China’s central government has announced that the Lunar New Year’s Eve will be dropped from the public holiday list, and naturally, the general public isn’t please.
A poll conducted on Sina shows that 90 percent of the 50,000 participants asked were against the government’s decision not to grant a public holiday on the date (January 30 of next year), according to SCMP, because it refuses to honor a custom lasting thousands of years.
“If there is no holiday on Lunar New Year’s Eve, how can I return home to be reunited with my parents? This is a serious violation against filial piety,” one user commented in the Sina poll.
“China has many migrant workers. Their needs have been totally forgotten by the government,” an internet user in Shanghai posted. “Lunar New Year’s Eve is a day for family reunions. Now the government wants everyone who is away from home to have the year’s most important dinner on the road,” another user wrote.

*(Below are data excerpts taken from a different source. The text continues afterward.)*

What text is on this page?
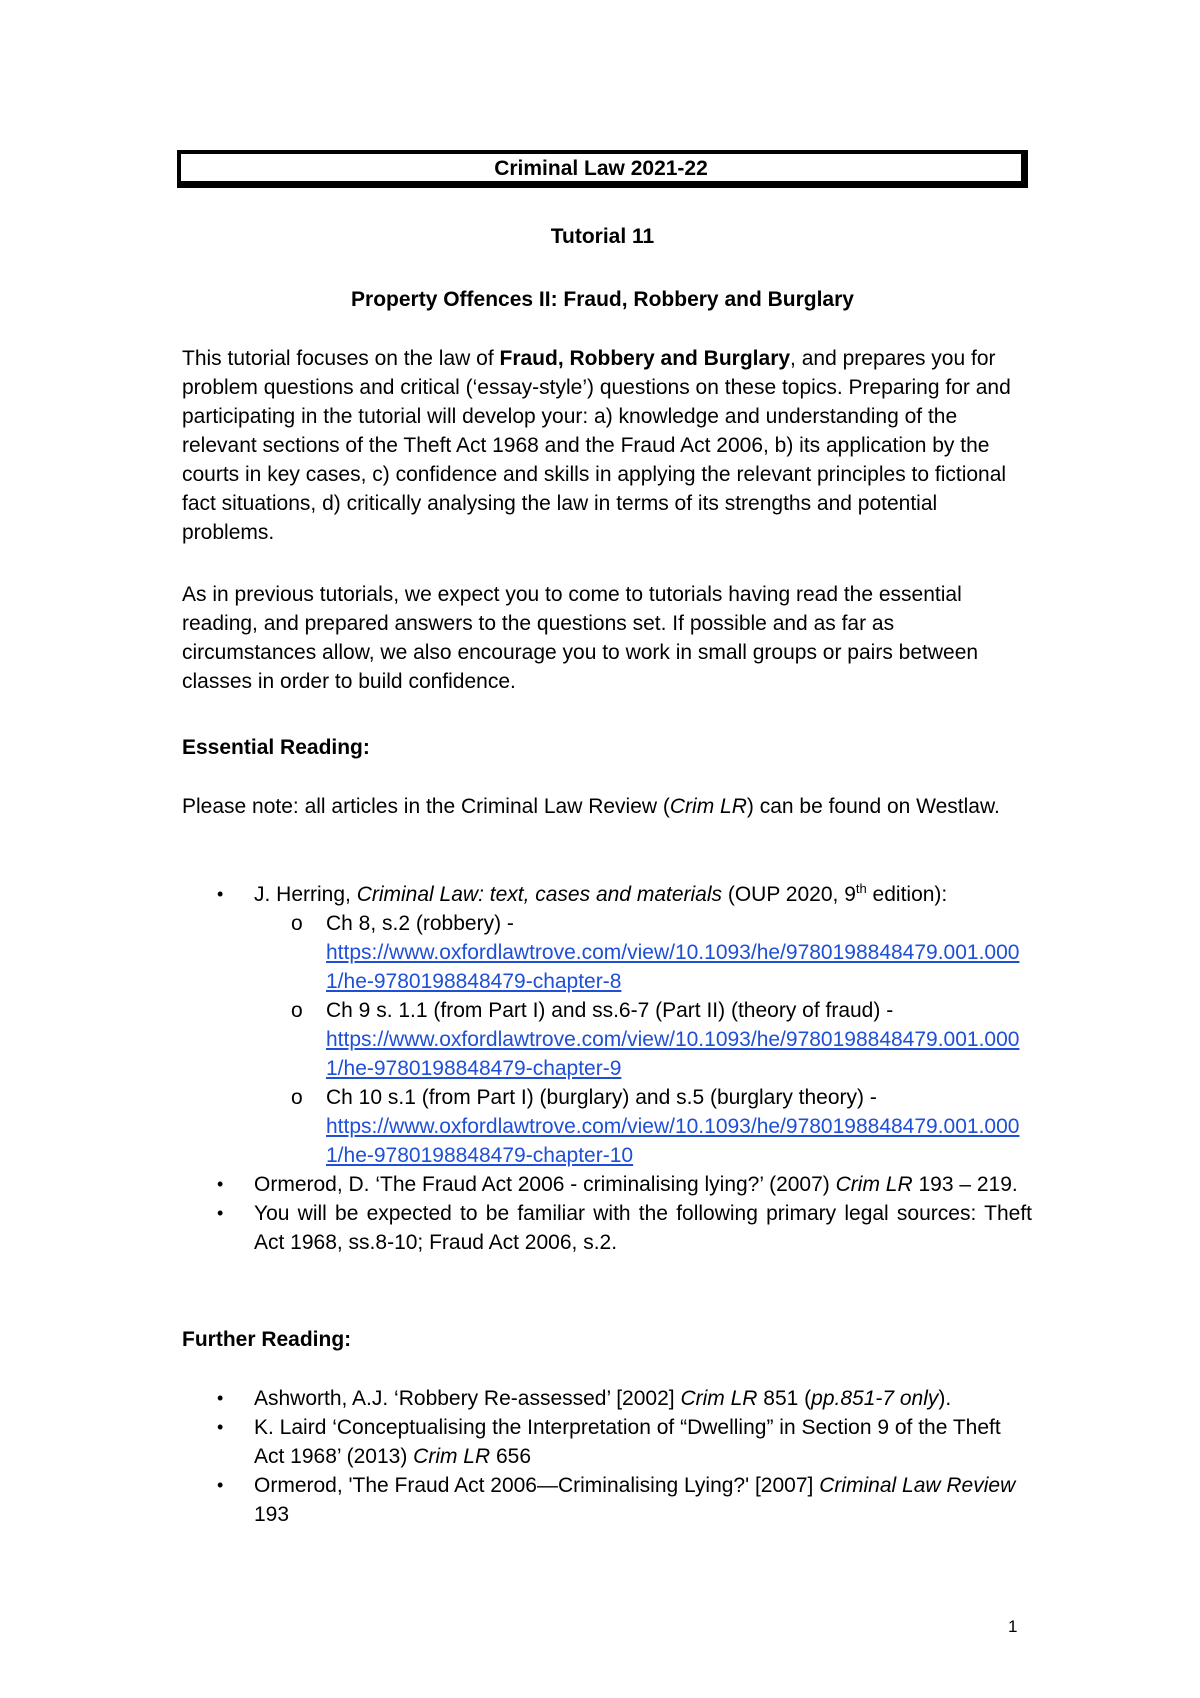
Criminal Law 2021-22
Tutorial 11
Property Offences II: Fraud, Robbery and Burglary

This tutorial focuses on the law of Fraud, Robbery and Burglary, and prepares you for problem questions and critical (‘essay-style’) questions on these topics. Preparing for and participating in the tutorial will develop your: a) knowledge and understanding of the relevant sections of the Theft Act 1968 and the Fraud Act 2006, b) its application by the courts in key cases, c) confidence and skills in applying the relevant principles to fictional fact situations, d) critically analysing the law in terms of its strengths and potential problems.

As in previous tutorials, we expect you to come to tutorials having read the essential reading, and prepared answers to the questions set. If possible and as far as circumstances allow, we also encourage you to work in small groups or pairs between classes in order to build confidence.

Essential Reading:

Please note: all articles in the Criminal Law Review (Crim LR) can be found on Westlaw.

• J. Herring, Criminal Law: text, cases and materials (OUP 2020, 9th edition):
o Ch 8, s.2 (robbery) -
https://www.oxfordlawtrove.com/view/10.1093/he/9780198848479.001.0001/he-9780198848479-chapter-8
o Ch 9 s. 1.1 (from Part I) and ss.6-7 (Part II) (theory of fraud) -
https://www.oxfordlawtrove.com/view/10.1093/he/9780198848479.001.0001/he-9780198848479-chapter-9
o Ch 10 s.1 (from Part I) (burglary) and s.5 (burglary theory) -
https://www.oxfordlawtrove.com/view/10.1093/he/9780198848479.001.0001/he-9780198848479-chapter-10
• Ormerod, D. ‘The Fraud Act 2006 - criminalising lying?’ (2007) Crim LR 193 – 219.
• You will be expected to be familiar with the following primary legal sources: Theft Act 1968, ss.8-10; Fraud Act 2006, s.2.

Further Reading:

• Ashworth, A.J. ‘Robbery Re-assessed’ [2002] Crim LR 851 (pp.851-7 only).
• K. Laird ‘Conceptualising the Interpretation of “Dwelling” in Section 9 of the Theft Act 1968’ (2013) Crim LR 656
• Ormerod, 'The Fraud Act 2006—Criminalising Lying?' [2007] Criminal Law Review 193
1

The Global Times listed views of people and publications like Xinhua in agreement with the arrangement, saying that it “preserves the seven-day holiday” and “avoids making later adjustments for short holidays”, insisting that many work places will still give its employees a half day.

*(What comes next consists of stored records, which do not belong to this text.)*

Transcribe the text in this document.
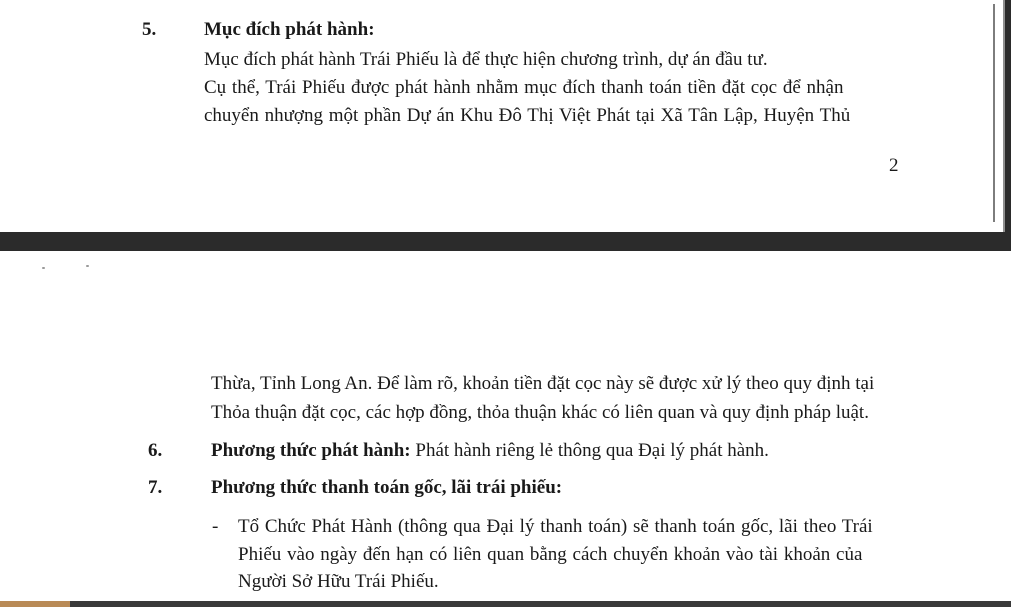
5.	Mục đích phát hành:

Mục đích phát hành Trái Phiếu là để thực hiện chương trình, dự án đầu tư.

Cụ thể, Trái Phiếu được phát hành nhằm mục đích thanh toán tiền đặt cọc để nhận

chuyển nhượng một phần Dự án Khu Đô Thị Việt Phát tại Xã Tân Lập, Huyện Thủ

2

Thừa, Tỉnh Long An. Để làm rõ, khoản tiền đặt cọc này sẽ được xử lý theo quy định tại

Thỏa thuận đặt cọc, các hợp đồng, thỏa thuận khác có liên quan và quy định pháp luật.

6.	Phương thức phát hành: Phát hành riêng lẻ thông qua Đại lý phát hành.

7.	Phương thức thanh toán gốc, lãi trái phiếu:

- Tổ Chức Phát Hành (thông qua Đại lý thanh toán) sẽ thanh toán gốc, lãi theo Trái

Phiếu vào ngày đến hạn có liên quan bằng cách chuyển khoản vào tài khoản của

Người Sở Hữu Trái Phiếu.
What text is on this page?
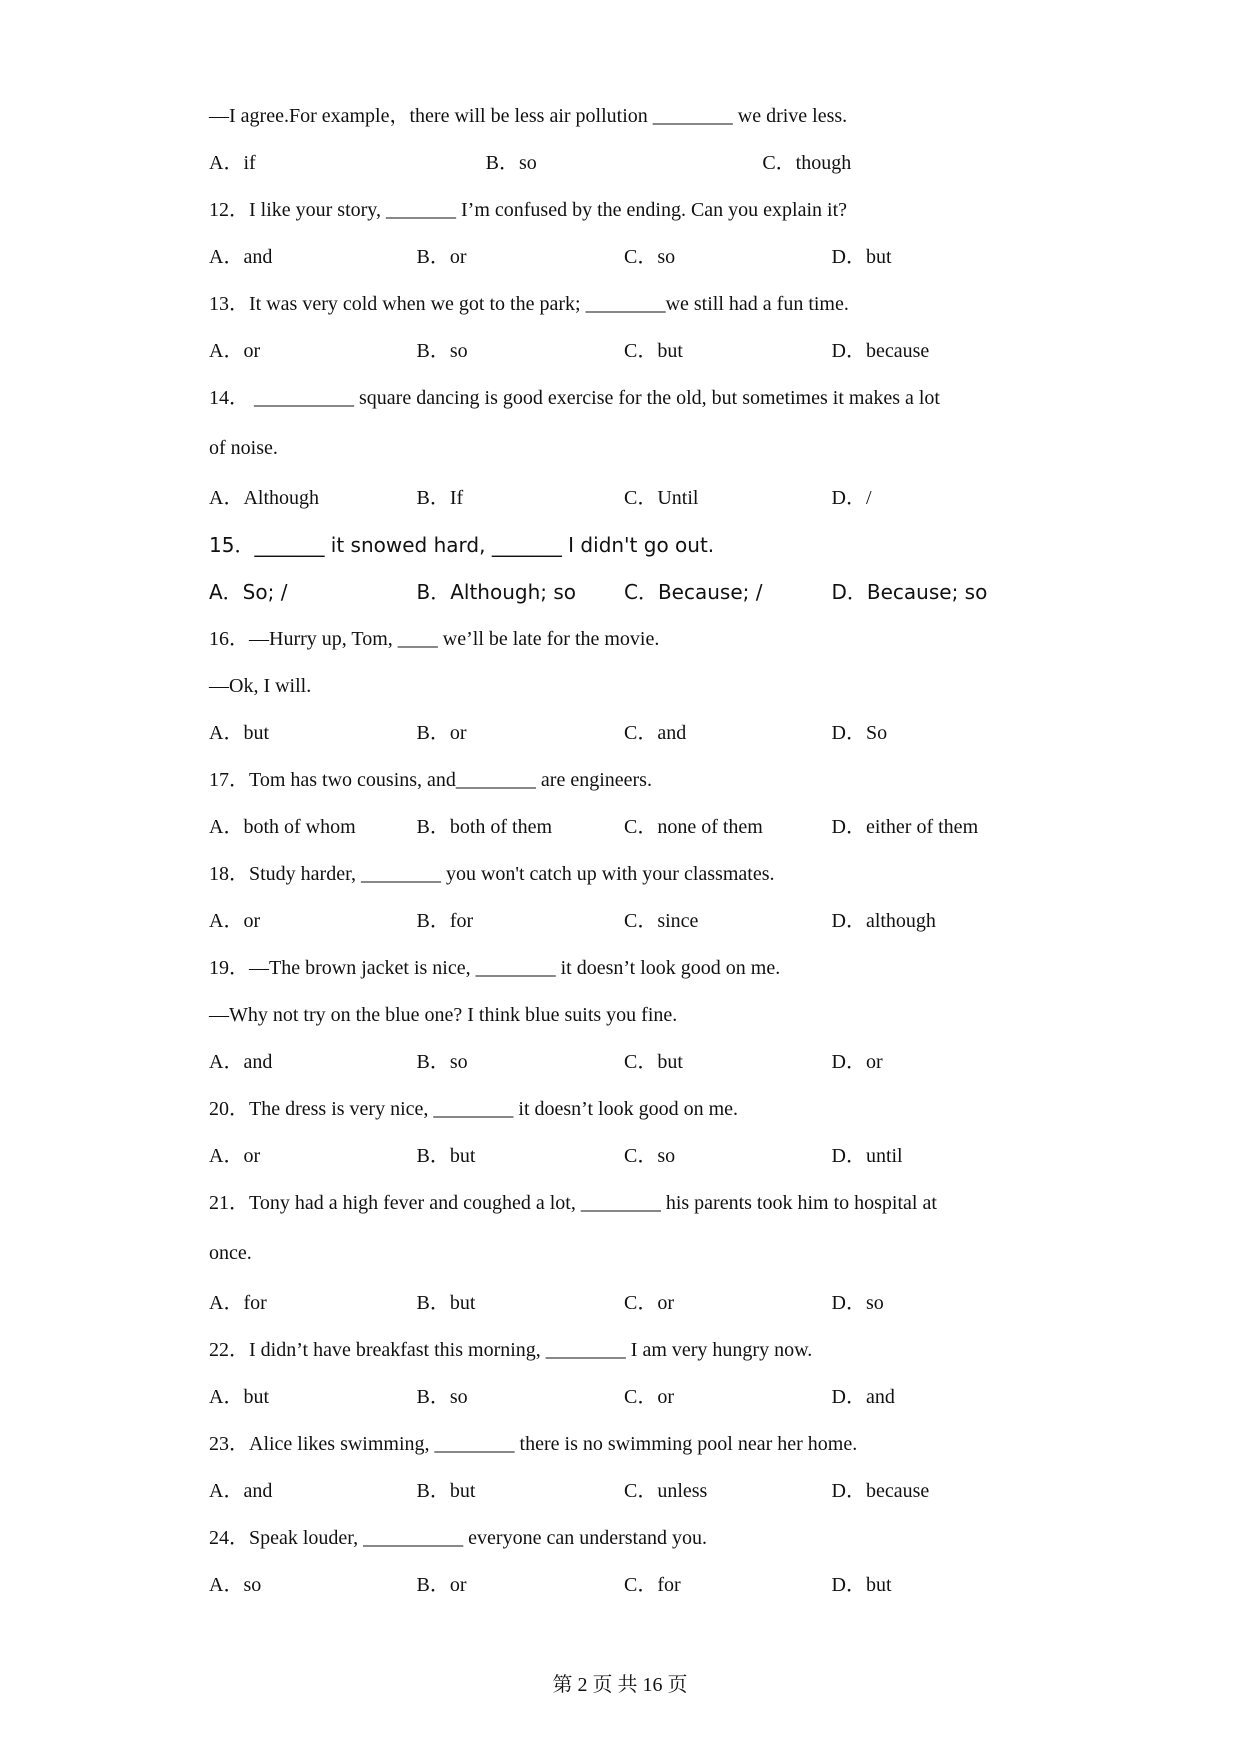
—I agree.For example，there will be less air pollution ________ we drive less.
A．if	B．so	C．though
12．I like your story, _______ I’m confused by the ending. Can you explain it?
A．and	B．or	C．so	D．but
13．It was very cold when we got to the park; ________we still had a fun time.
A．or	B．so	C．but	D．because
14． __________ square dancing is good exercise for the old, but sometimes it makes a lot
of noise.
A．Although	B．If	C．Until	D．/
15．_______ it snowed hard, _______ I didn't go out.
A．So; /	B．Although; so	C．Because; /	D．Because; so
16．—Hurry up, Tom, ____ we’ll be late for the movie.
—Ok, I will.
A．but	B．or	C．and	D．So
17．Tom has two cousins, and________ are engineers.
A．both of whom	B．both of them	C．none of them	D．either of them
18．Study harder, ________ you won't catch up with your classmates.
A．or	B．for	C．since	D．although
19．—The brown jacket is nice, ________ it doesn’t look good on me.
—Why not try on the blue one? I think blue suits you fine.
A．and	B．so	C．but	D．or
20．The dress is very nice, ________ it doesn’t look good on me.
A．or	B．but	C．so	D．until
21．Tony had a high fever and coughed a lot, ________ his parents took him to hospital at
once.
A．for	B．but	C．or	D．so
22．I didn’t have breakfast this morning, ________ I am very hungry now.
A．but	B．so	C．or	D．and
23．Alice likes swimming, ________ there is no swimming pool near her home.
A．and	B．but	C．unless	D．because
24．Speak louder, __________ everyone can understand you.
A．so	B．or	C．for	D．but
第 2 页 共 16 页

Many netizens, however, still believe that the government hasn’t taken the needs of its people into consideration and that the decision goes against its constant push for people to embrace and pass on traditional Chinese culture. “Our officials hold foreign passports and have Easter and Christmas. Who cares about a Chinese festival?” one user said.
Last year, China’s railways saw a total of 240 million trips taken over the New Year holiday, 42.5 million trips by ship and 38.07 million journeys by plane, according to authorities.